M.Sc Thesis

M.Sc StudentGenussov Michal
SubjectTranscription and Classification of Audio Data by Sparse
Representations and Geometric Methods
DepartmentDepartment of Electrical and Computer Engineering
Supervisor PROF. Israel Cohen
Full Thesis textFull thesis text - English Version


Transcription of music and classification of audio and speech data are two important tasks in audio signal processing. Transcription of polyphonic music involves identifying the fundamental frequencies (pitches) of several notes played at a time. It is an intriguing task, whose difficulty stems from the fact that harmonics of different tones tend to overlap, especially in western music. This causes a problem in assigning the harmonics to their true fundamental frequencies, and in deducing spectra of several sounds from their sum.

Classification of audio and speech data includes classification of music by genre and identification of speech phonemes. Traditional classification methods consist of two main stages: the first is feature extraction, in which relevant features (usually temporal and spectral) are extracted from the signal, and the second is classification according to these features. The problems with these methods are that they are usually not well-adjusted to the non-linear structure of the feature vectors, and they don’t consider the redundancy of the features, leading to unsatisfactory classification results and to high computational complexity.

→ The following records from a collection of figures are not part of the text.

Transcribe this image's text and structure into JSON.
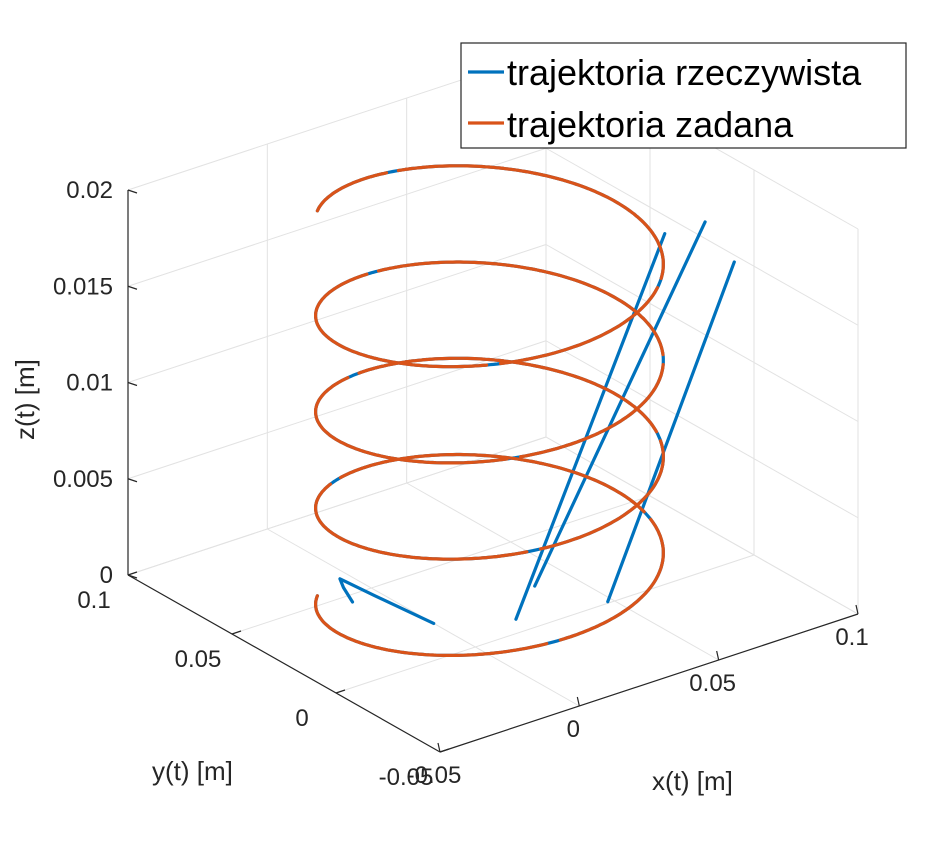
{
  "chart_data": {
    "type": "line",
    "subtype": "3d-helix",
    "xlabel": "x(t)   [m]",
    "ylabel": "y(t)   [m]",
    "zlabel": "z(t)   [m]",
    "xlim": [
      -0.05,
      0.1
    ],
    "ylim": [
      -0.05,
      0.1
    ],
    "zlim": [
      0,
      0.02
    ],
    "xticks": [
      {
        "value": -0.05,
        "label": "-0.05"
      },
      {
        "value": 0,
        "label": "0"
      },
      {
        "value": 0.05,
        "label": "0.05"
      },
      {
        "value": 0.1,
        "label": "0.1"
      }
    ],
    "yticks": [
      {
        "value": -0.05,
        "label": "-0.05"
      },
      {
        "value": 0,
        "label": "0"
      },
      {
        "value": 0.05,
        "label": "0.05"
      },
      {
        "value": 0.1,
        "label": "0.1"
      }
    ],
    "zticks": [
      {
        "value": 0,
        "label": "0"
      },
      {
        "value": 0.005,
        "label": "0.005"
      },
      {
        "value": 0.01,
        "label": "0.01"
      },
      {
        "value": 0.015,
        "label": "0.015"
      },
      {
        "value": 0.02,
        "label": "0.02"
      }
    ],
    "grid": true,
    "legend": {
      "position": "top-right",
      "entries": [
        {
          "label": "trajektoria rzeczywista",
          "color": "#0072bd"
        },
        {
          "label": "trajektoria zadana",
          "color": "#d95319"
        }
      ]
    },
    "helix": {
      "center_x": 0.02,
      "center_y": 0.02,
      "radius": 0.05,
      "pitch": 0.005,
      "z_start": 0,
      "z_end": 0.02
    },
    "series": [
      {
        "name": "trajektoria rzeczywista",
        "color": "#0072bd",
        "description_points": [
          [
            0.0,
            0.02,
            0.0
          ],
          [
            -0.01,
            0.035,
            0.001
          ],
          [
            -0.015,
            0.045,
            0.0015
          ],
          [
            -0.01,
            0.05,
            0.0005
          ],
          [
            -0.006,
            0.051,
            -0.0005
          ]
        ],
        "lines": [
          {
            "from": [
              0.028,
              0.018,
              -0.001
            ],
            "to": [
              0.062,
              -0.008,
              0.019
            ]
          },
          {
            "from": [
              0.034,
              0.017,
              0.0005
            ],
            "to": [
              0.072,
              -0.014,
              0.0195
            ]
          },
          {
            "from": [
              0.052,
              0.006,
              -0.0005
            ],
            "to": [
              0.078,
              -0.02,
              0.0175
            ]
          }
        ]
      },
      {
        "name": "trajektoria zadana",
        "color": "#d95319"
      }
    ]
  }
}
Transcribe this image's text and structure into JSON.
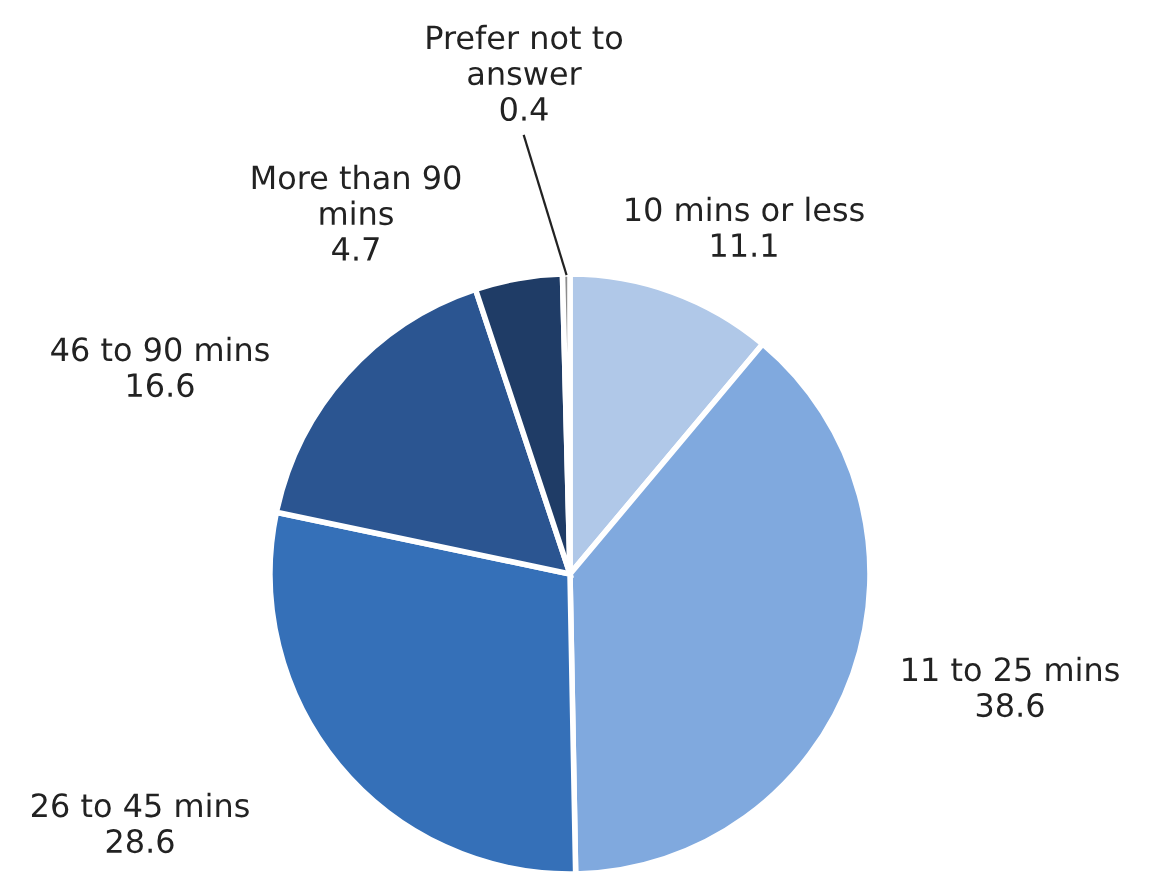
{
  "chart_data": {
    "type": "pie",
    "categories": [
      "10 mins or less",
      "11 to 25 mins",
      "26 to 45 mins",
      "46 to 90 mins",
      "More than 90\nmins",
      "Prefer not to\nanswer"
    ],
    "values": [
      11.1,
      38.6,
      28.6,
      16.6,
      4.7,
      0.4
    ],
    "colors": [
      "#b0c8e8",
      "#80a9de",
      "#3570b8",
      "#2b5591",
      "#1f3c66",
      "#8c8c8c"
    ],
    "data_labels": true
  }
}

In this thesis, we introduce transcription and classification methods which are based on representation of the data in a meaningful manner. For transcription of polyphonic music we present an algorithm based on sparse representations in a structured dictionary, suitable for the spectra of music signals. Thanks to the structured dictionary, the algorithm does not require a diverse or a large data set, and is computationally more efficient than alternative methods.

For classification of audio data we propose to integrate into traditional classification methods a non-linear manifold learning technique, namely ”diffusion maps”. In this technique, a graph is built from the feature vectors, and the distances in the graph are mapped to Euclidean distances.

Finally, we examine empirically the performances of the proposed solutions. We show that our structured-based dictionary transcription system outperforms existing methods in several tasks of transcription, especially in the difficult case of a small data set with multiple overlaps of harmonics. In classification of musical pieces by genre and in identification of unvoiced fricative phonemes by diffusion maps, most of the samples are classified correctly. However, comparing to classification using the features without the mapping, we find that the classification results are not improved. This implies that the assumption of the non-linear redundancy between the features depends on several factors, including the application and the choice of the features before mapping.